Ongwediva – Although cybercrime was once uncommon in Namibia, nowadays more people are claiming to have lost thousands to criminals who run their ‘businesses’ from social media.
The Namibian Police public relations officer, Chief Inspector Kauna Shikwambi, confirmed that cases have been reported to the police involving people paying for services or goods from people they have never met in person.
Many have lost hundreds of thousands of dollars to criminals masquerading as real estate agents, wedding planners, traders in hair and beauty products, as well as clothing, among many others.
Shikwambi warned that people must always ensure they have confirmed that the business they are dealing with is legitimate and should always meet service providers in person. One of the social media victims Rauha Sheyavali said she had dealings with an alleged imposter on Facebook who swindled her out of N$4 220 last December.
“We had a wedding at home and my sister told me that she saw someone on Facebook who was selling cheap Brazilians (hair). We contacted him and he asked us to send him some money as deposit. I sent N$3 000 to his account and N$1 220 through eWallet,” explained Sheyavali who is a resident of Tsumeb.
The person under the name ‘Johanes Gabes’ never delivered the hair as promised. Sheyavali claimed Gabes’ company sounded legitimate as he told her he was in business with some local celebrities known to be in the Brazilian hair business.
But Sheyavali became worried and alarmed when ‘Gabes’ would no longer answer her phone calls.
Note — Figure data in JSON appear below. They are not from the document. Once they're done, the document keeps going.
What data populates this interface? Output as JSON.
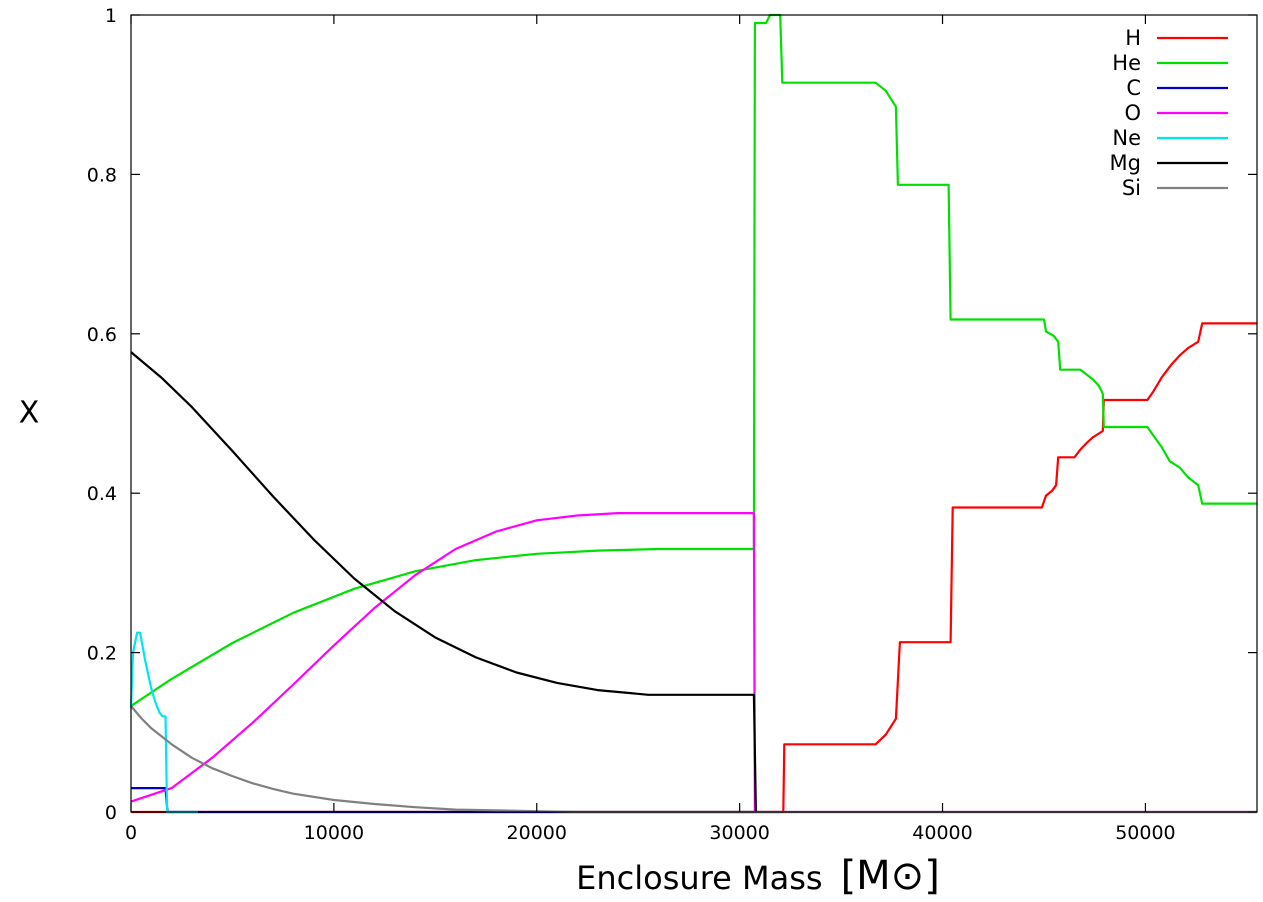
{
  "chart_data": {
    "type": "line",
    "xlabel": "Enclosure Mass",
    "xunit": "[M⊙]",
    "ylabel": "X",
    "xlim": [
      0,
      55500
    ],
    "ylim": [
      0,
      1
    ],
    "xticks": [
      0,
      10000,
      20000,
      30000,
      40000,
      50000
    ],
    "xtick_labels": [
      "0",
      "10000",
      "20000",
      "30000",
      "40000",
      "50000"
    ],
    "yticks": [
      0,
      0.2,
      0.4,
      0.6,
      0.8,
      1
    ],
    "ytick_labels": [
      "0",
      "0.2",
      "0.4",
      "0.6",
      "0.8",
      "1"
    ],
    "grid": false,
    "legend_position": "top-right",
    "series": [
      {
        "name": "H",
        "color": "#ff0000",
        "points": [
          [
            0,
            0
          ],
          [
            31900,
            0
          ],
          [
            32150,
            0
          ],
          [
            32200,
            0.085
          ],
          [
            36700,
            0.085
          ],
          [
            37200,
            0.097
          ],
          [
            37700,
            0.117
          ],
          [
            37900,
            0.213
          ],
          [
            40400,
            0.213
          ],
          [
            40500,
            0.382
          ],
          [
            44900,
            0.382
          ],
          [
            45100,
            0.397
          ],
          [
            45400,
            0.403
          ],
          [
            45600,
            0.41
          ],
          [
            45700,
            0.445
          ],
          [
            46500,
            0.445
          ],
          [
            46800,
            0.455
          ],
          [
            47100,
            0.463
          ],
          [
            47400,
            0.47
          ],
          [
            47900,
            0.478
          ],
          [
            47950,
            0.517
          ],
          [
            50100,
            0.517
          ],
          [
            50400,
            0.528
          ],
          [
            50800,
            0.545
          ],
          [
            51300,
            0.562
          ],
          [
            51700,
            0.573
          ],
          [
            52100,
            0.582
          ],
          [
            52600,
            0.59
          ],
          [
            52800,
            0.613
          ],
          [
            55500,
            0.613
          ]
        ]
      },
      {
        "name": "He",
        "color": "#00e000",
        "points": [
          [
            0,
            0.133
          ],
          [
            2000,
            0.167
          ],
          [
            5000,
            0.212
          ],
          [
            8000,
            0.25
          ],
          [
            11000,
            0.28
          ],
          [
            14000,
            0.302
          ],
          [
            17000,
            0.316
          ],
          [
            20000,
            0.324
          ],
          [
            23000,
            0.328
          ],
          [
            26000,
            0.33
          ],
          [
            30700,
            0.33
          ],
          [
            30750,
            0.99
          ],
          [
            31000,
            0.99
          ],
          [
            31300,
            0.99
          ],
          [
            31500,
            1
          ],
          [
            32000,
            1
          ],
          [
            32100,
            0.915
          ],
          [
            36700,
            0.915
          ],
          [
            37200,
            0.905
          ],
          [
            37700,
            0.885
          ],
          [
            37800,
            0.787
          ],
          [
            40300,
            0.787
          ],
          [
            40400,
            0.618
          ],
          [
            45000,
            0.618
          ],
          [
            45100,
            0.603
          ],
          [
            45500,
            0.597
          ],
          [
            45700,
            0.59
          ],
          [
            45800,
            0.555
          ],
          [
            46800,
            0.555
          ],
          [
            47400,
            0.543
          ],
          [
            47700,
            0.535
          ],
          [
            47900,
            0.525
          ],
          [
            47950,
            0.483
          ],
          [
            50100,
            0.483
          ],
          [
            50400,
            0.472
          ],
          [
            50800,
            0.458
          ],
          [
            51200,
            0.44
          ],
          [
            51700,
            0.432
          ],
          [
            52100,
            0.42
          ],
          [
            52600,
            0.41
          ],
          [
            52800,
            0.387
          ],
          [
            55500,
            0.387
          ]
        ]
      },
      {
        "name": "C",
        "color": "#0000c8",
        "points": [
          [
            0,
            0.03
          ],
          [
            1700,
            0.03
          ],
          [
            1800,
            0
          ],
          [
            30700,
            0
          ]
        ]
      },
      {
        "name": "O",
        "color": "#ff00ff",
        "points": [
          [
            0,
            0.013
          ],
          [
            2000,
            0.03
          ],
          [
            4000,
            0.068
          ],
          [
            6000,
            0.112
          ],
          [
            8000,
            0.16
          ],
          [
            10000,
            0.209
          ],
          [
            12000,
            0.256
          ],
          [
            14000,
            0.297
          ],
          [
            16000,
            0.33
          ],
          [
            18000,
            0.352
          ],
          [
            20000,
            0.366
          ],
          [
            22000,
            0.372
          ],
          [
            24000,
            0.375
          ],
          [
            25500,
            0.375
          ],
          [
            30700,
            0.375
          ],
          [
            30750,
            0
          ],
          [
            55500,
            0
          ]
        ]
      },
      {
        "name": "Ne",
        "color": "#00e5ee",
        "points": [
          [
            0,
            0.13
          ],
          [
            100,
            0.2
          ],
          [
            300,
            0.225
          ],
          [
            450,
            0.225
          ],
          [
            700,
            0.19
          ],
          [
            1000,
            0.155
          ],
          [
            1200,
            0.138
          ],
          [
            1400,
            0.125
          ],
          [
            1550,
            0.12
          ],
          [
            1700,
            0.12
          ],
          [
            1780,
            0
          ],
          [
            3300,
            0
          ]
        ]
      },
      {
        "name": "Mg",
        "color": "#000000",
        "points": [
          [
            0,
            0.577
          ],
          [
            1500,
            0.545
          ],
          [
            3000,
            0.508
          ],
          [
            5000,
            0.453
          ],
          [
            7000,
            0.396
          ],
          [
            9000,
            0.342
          ],
          [
            11000,
            0.293
          ],
          [
            13000,
            0.252
          ],
          [
            15000,
            0.219
          ],
          [
            17000,
            0.194
          ],
          [
            19000,
            0.175
          ],
          [
            21000,
            0.162
          ],
          [
            23000,
            0.153
          ],
          [
            25500,
            0.147
          ],
          [
            30700,
            0.147
          ],
          [
            30800,
            0
          ]
        ]
      },
      {
        "name": "Si",
        "color": "#808080",
        "points": [
          [
            0,
            0.133
          ],
          [
            500,
            0.118
          ],
          [
            1000,
            0.105
          ],
          [
            2000,
            0.085
          ],
          [
            3000,
            0.068
          ],
          [
            4000,
            0.055
          ],
          [
            5000,
            0.045
          ],
          [
            6000,
            0.036
          ],
          [
            7000,
            0.029
          ],
          [
            8000,
            0.023
          ],
          [
            10000,
            0.015
          ],
          [
            12000,
            0.01
          ],
          [
            14000,
            0.006
          ],
          [
            16000,
            0.003
          ],
          [
            18000,
            0.002
          ],
          [
            20000,
            0.001
          ],
          [
            22000,
            0
          ],
          [
            55500,
            0
          ]
        ]
      }
    ]
  }
}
At some point he allegedly claimed he was unable to deliver as promised, following ‘the deaths’ of both his parents and twin brother.
“I really felt pity for him at the beginning, but when I searched his Facebook page I discovered that in 2009 he had an update on the death of both his parents and his twin brother. That was when I realised I was dealing with a crook,” said Sheyavali.
Sheyavali has since opened a case at Tsumeb Police Station. Two more alleged clients of Gabes claimed to have been cheated of N$1 300 and N$1 050 respectively but the number of people swindled by the suspect could be more.
When called by New Era, Gabes claimed he and two “white ladies who are foreign nationals” owned three shops – in Okahandja, Oshakati and Walvis Bay.
Although he acknowledged he was aware of a case opened against him, he refused to shed light on other alleged fraudulent claims against him, claiming his clients should contact him directly.
When confronted about his so-called dead parents and a brother, Gabes first claimed that both his mother and father had died in 2009, but he later went on to confess that his parents were well and alive and he had no twin brother.
New Era understands Gabes is an inactive boxer, whose career is on the rocks due to lack of a sponsor.
He does not have any source of income, apart from conning prospective Brazilian hair buyers. He also does not own a car as he allegedly claims.
Another alleged popular social media fraudster who has a number of ongoing cases against her is a certain ‘Martha Iitana.’
Iitana, an alleged wedding planner, is said to have swindled brides and grooms in different regions, through her non-existing company Kulah Investment CC.
Iitana has a matrix of alleged fraud cases pending against her in Oshana, Omusati and Erongo where her victims live.
Cybercrime is so big worldwide that some estimates say this spectre costs the world economy about US$500 billion which is more than the GDP of South Africa.